For Miller – whose curriculum vitae includes stints as dean of Arts and Sciences at College of the Pacific and provost and vice president for Academic Affairs and Research at Wichita State University, but no service as chancellor – it was anything but the way he wanted to start off at UNCW.
He and his wife, Georgia, had hoped to move here, unpack their home box-by-box, introduce their cat to its new home, and start off the fiscal and academic year at UNCW on a good note.
Instead, one of Miller’s first duties was to announce July 7 what he called “devastating” cuts to UNCW’s $104.9 million budget. The cuts represent a 15.8 percent spending reduction. Unfortunately, he said, it’s on par with what’s going on in budget processes for higher education across the nation.
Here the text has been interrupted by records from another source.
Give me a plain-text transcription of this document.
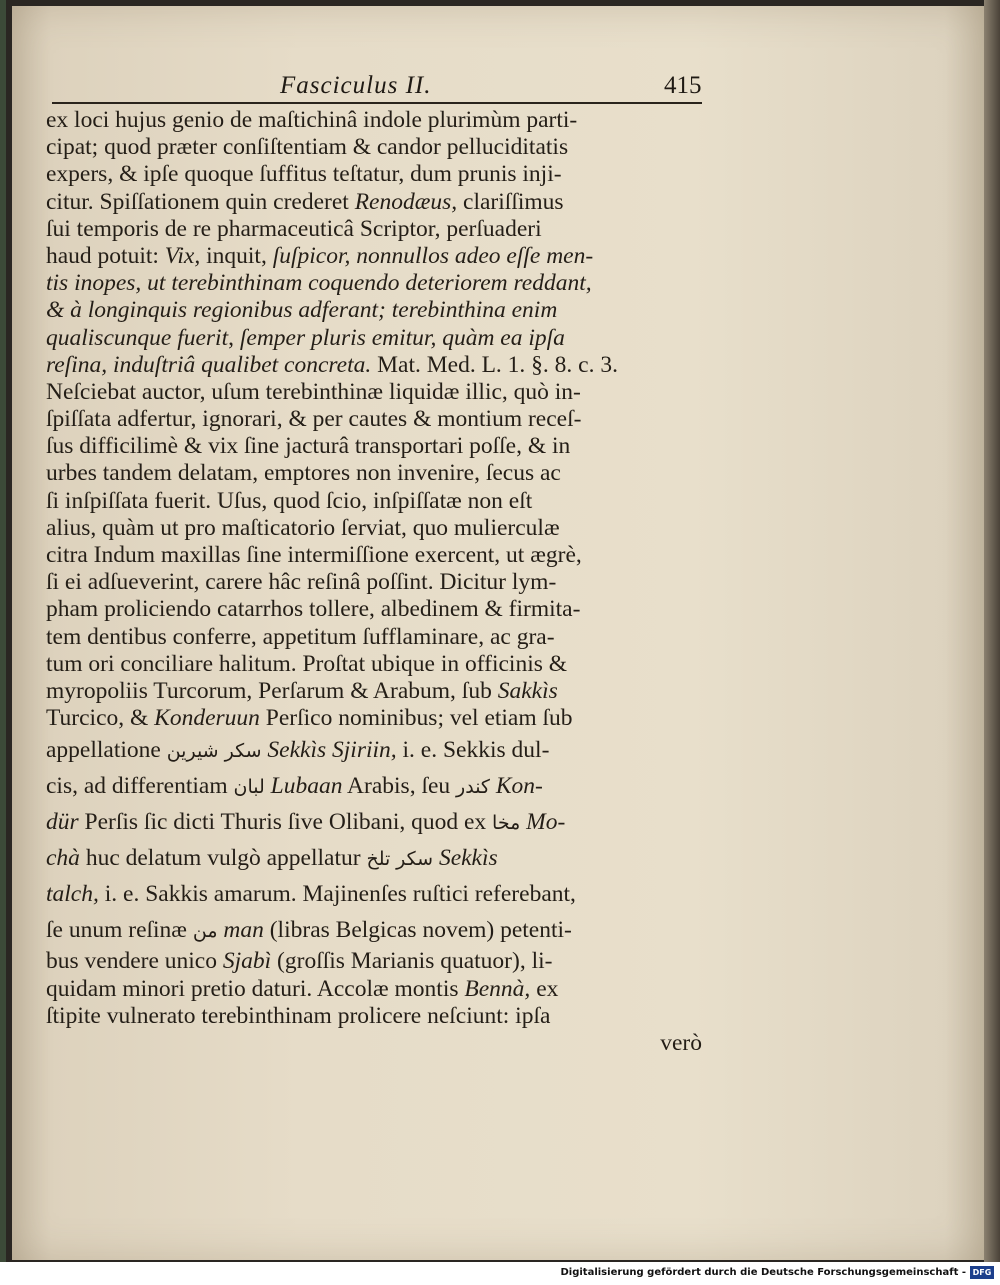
Fasciculus II.	415
ex loci hujus genio de maſtichinâ indole plurimùm parti-
cipat; quod præter conſiſtentiam & candor pelluciditatis
expers, & ipſe quoque ſuffitus teſtatur, dum prunis inji-
citur. Spiſſationem quin crederet Renodæus, clariſſimus
ſui temporis de re pharmaceuticâ Scriptor, perſuaderi
haud potuit: Vix, inquit, ſuſpicor, nonnullos adeo eſſe men-
tis inopes, ut terebinthinam coquendo deteriorem reddant,
& à longinquis regionibus adferant; terebinthina enim
qualiscunque fuerit, ſemper pluris emitur, quàm ea ipſa
reſina, induſtriâ qualibet concreta. Mat. Med. L. 1. §. 8. c. 3.
Neſciebat auctor, uſum terebinthinæ liquidæ illic, quò in-
ſpiſſata adfertur, ignorari, & per cautes & montium receſ-
ſus difficilimè & vix ſine jacturâ transportari poſſe, & in
urbes tandem delatam, emptores non invenire, ſecus ac
ſi inſpiſſata fuerit. Uſus, quod ſcio, inſpiſſatæ non eſt
alius, quàm ut pro maſticatorio ſerviat, quo mulierculæ
citra Indum maxillas ſine intermiſſione exercent, ut ægrè,
ſi ei adſueverint, carere hâc reſinâ poſſint. Dicitur lym-
pham proliciendo catarrhos tollere, albedinem & firmita-
tem dentibus conferre, appetitum ſufflaminare, ac gra-
tum ori conciliare halitum. Proſtat ubique in officinis &
myropoliis Turcorum, Perſarum & Arabum, ſub Sakkìs
Turcico, & Konderuun Perſico nominibus; vel etiam ſub
appellatione سكر شیرین Sekkìs Sjiriin, i. e. Sekkis dul-
cis, ad differentiam لبان Lubaan Arabis, ſeu كندر Kon-
dür Perſis ſic dicti Thuris ſive Olibani, quod ex مخا Mo-
chà huc delatum vulgò appellatur تلخ سكر Sekkìs
talch, i. e. Sakkis amarum. Majinenſes ruſtici referebant,
ſe unum reſinæ من man (libras Belgicas novem) petenti-
bus vendere unico Sjabì (groſſis Marianis quatuor), li-
quidam minori pretio daturi. Accolæ montis Bennà, ex
ſtipite vulnerato terebinthinam prolicere neſciunt: ipſa
verò
Digitalisierung gefördert durch die Deutsche Forschungsgemeinschaft - DFG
Over the past four years, UNCW has seen its budget cut $47.8 million.
It wasn’t new news to him, just news he hoped not to deliver, or at least news he had hoped would be better. The cuts, he said, were representative of the upper range of projected budget scenarios UNCW senior leadership presented to the UNC Board of Governors.
“I had been briefed on this before becoming chancellor and I had talked about it two or three times; I was on a conference call with [former Chancellor Rosemary DePaolo’s] senior leadership several weeks before I arrived on campus, so it was my third day of work, but it wasn’t as if it had just been presented to me,” he said in a recent interview.
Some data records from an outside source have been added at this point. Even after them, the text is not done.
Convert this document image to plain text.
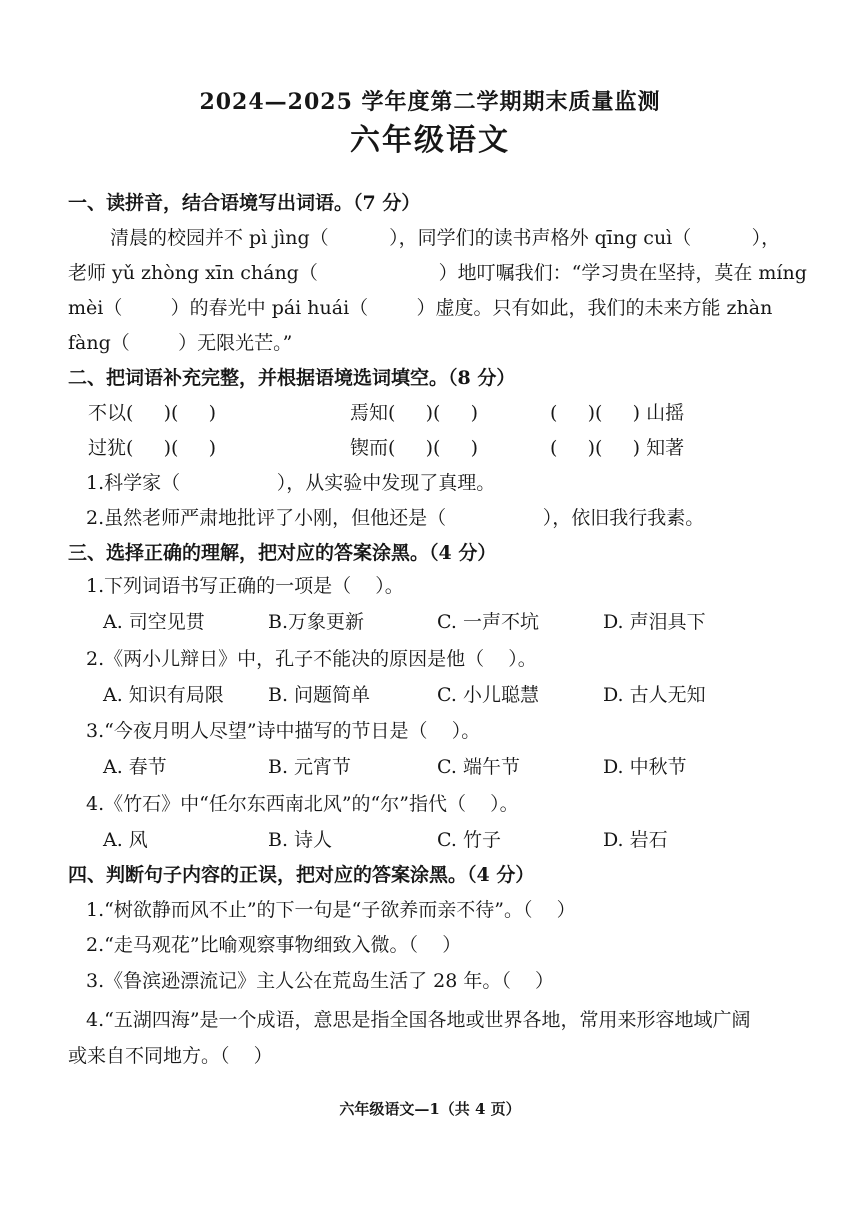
2024—2025 学年度第二学期期末质量监测
六年级语文
一、读拼音，结合语境写出词语。（7 分）
清晨的校园并不 pì jìng（          ），同学们的读书声格外 qīng cuì（          ），
老师 yǔ zhòng xīn cháng（                    ）地叮嘱我们：“学习贵在坚持，莫在 míng
mèi（        ）的春光中 pái huái（        ）虚度。只有如此，我们的未来方能 zhàn
fàng（        ）无限光芒。”
二、把词语补充完整，并根据语境选词填空。（8 分）
不以(     )(     )	焉知(     )(     )	(     )(     ) 山摇
过犹(     )(     )	锲而(     )(     )	(     )(     ) 知著
1.科学家（                ），从实验中发现了真理。
2.虽然老师严肃地批评了小刚，但他还是（                ），依旧我行我素。
三、选择正确的理解，把对应的答案涂黑。（4 分）
1.下列词语书写正确的一项是（    ）。
A. 司空见贯	B.万象更新	C. 一声不坑	D. 声泪具下
2.《两小儿辩日》中，孔子不能决的原因是他（    ）。
A. 知识有局限 B. 问题简单	C. 小儿聪慧	D. 古人无知
3.“今夜月明人尽望”诗中描写的节日是（    ）。
A. 春节	B. 元宵节	C. 端午节	D. 中秋节
4.《竹石》中“任尔东西南北风”的“尔”指代（    ）。
A. 风	B. 诗人	C. 竹子	D. 岩石
四、判断句子内容的正误，把对应的答案涂黑。（4 分）
1.“树欲静而风不止”的下一句是“子欲养而亲不待”。（    ）
2.“走马观花”比喻观察事物细致入微。（    ）
3.《鲁滨逊漂流记》主人公在荒岛生活了 28 年。（    ）
4.“五湖四海”是一个成语，意思是指全国各地或世界各地，常用来形容地域广阔
或来自不同地方。（    ）
六年级语文—1（共 4 页）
Miller said his first concern was the academic experience of the university’s 13,000-plus students, because the budget cuts leave no part of the university unscathed.
“We are concerned about it and we’re going to work tirelessly to make sure that what happens in the future doesn’t diminish the quality of the educational experience for [UNCW] students,” he said.
Charlie Maimone, vice chancellor for Business Affairs at UNCW explained that the bulk of the cuts on the instructional side would come from “not replacing vacant full-time and part-time faculty positions.”
He added that UNCW would not “be able to hire many part-time instructors for the fall or spring semesters.” In eliminating positions and not filling others, Maimone said “our students can expect larger class sizes and fewer course selections to be taught this year.”
In some ways, the budget reduction lends itself to Miller’s desire for outreach in the local business community, where he hopes to forge partnerships and develop relationships that benefit the university and its students, local businesses and the local economy alike.
“Partnerships are essential,” he said. “Our university is rich in knowledge and businesses want to draw on the educational opportunities and quality of life a university brings.”
Along with partnerships, Miller plans to take a look at the applied learning part of UNCW’s academic programming, hoping to find opportunities with and inroads into the business community by enhancing the scope of internships and research opportunities.
To this end he’s met briefly with officials from Wilmington Industrial Development and other area economic development groups, but he acknowledged that he hasn’t had time for in-depth discussions, yet.
Miller’s background is that of a man who has worked to forge such partnerships for internship and research opportunities. As Dean of Arts and Sciences at College of the Pacific he was responsible for all academic program planning and implementation, expanding programs in the sciences, theatre and social sciences. In his tenure there, he organized a full revision of the general education program, helped increase enrollment and expanded the college’s faculty ranks.
His most recent and most senior position as provost and vice president for Academic Affairs and Research at Wichita State University in Kansas saw him responsible for the vision, mission and operation of all academics, academic support, research, and outreach programs, including international programs. Research facilities and programs under his jurisdiction included the National Institute for Aviation Research (the third largest university aviation research unit in the nation), the Center for Economic Development and Business Research, Center for Entrepreneurship and the Center for Innovation and Enterprise Engagement.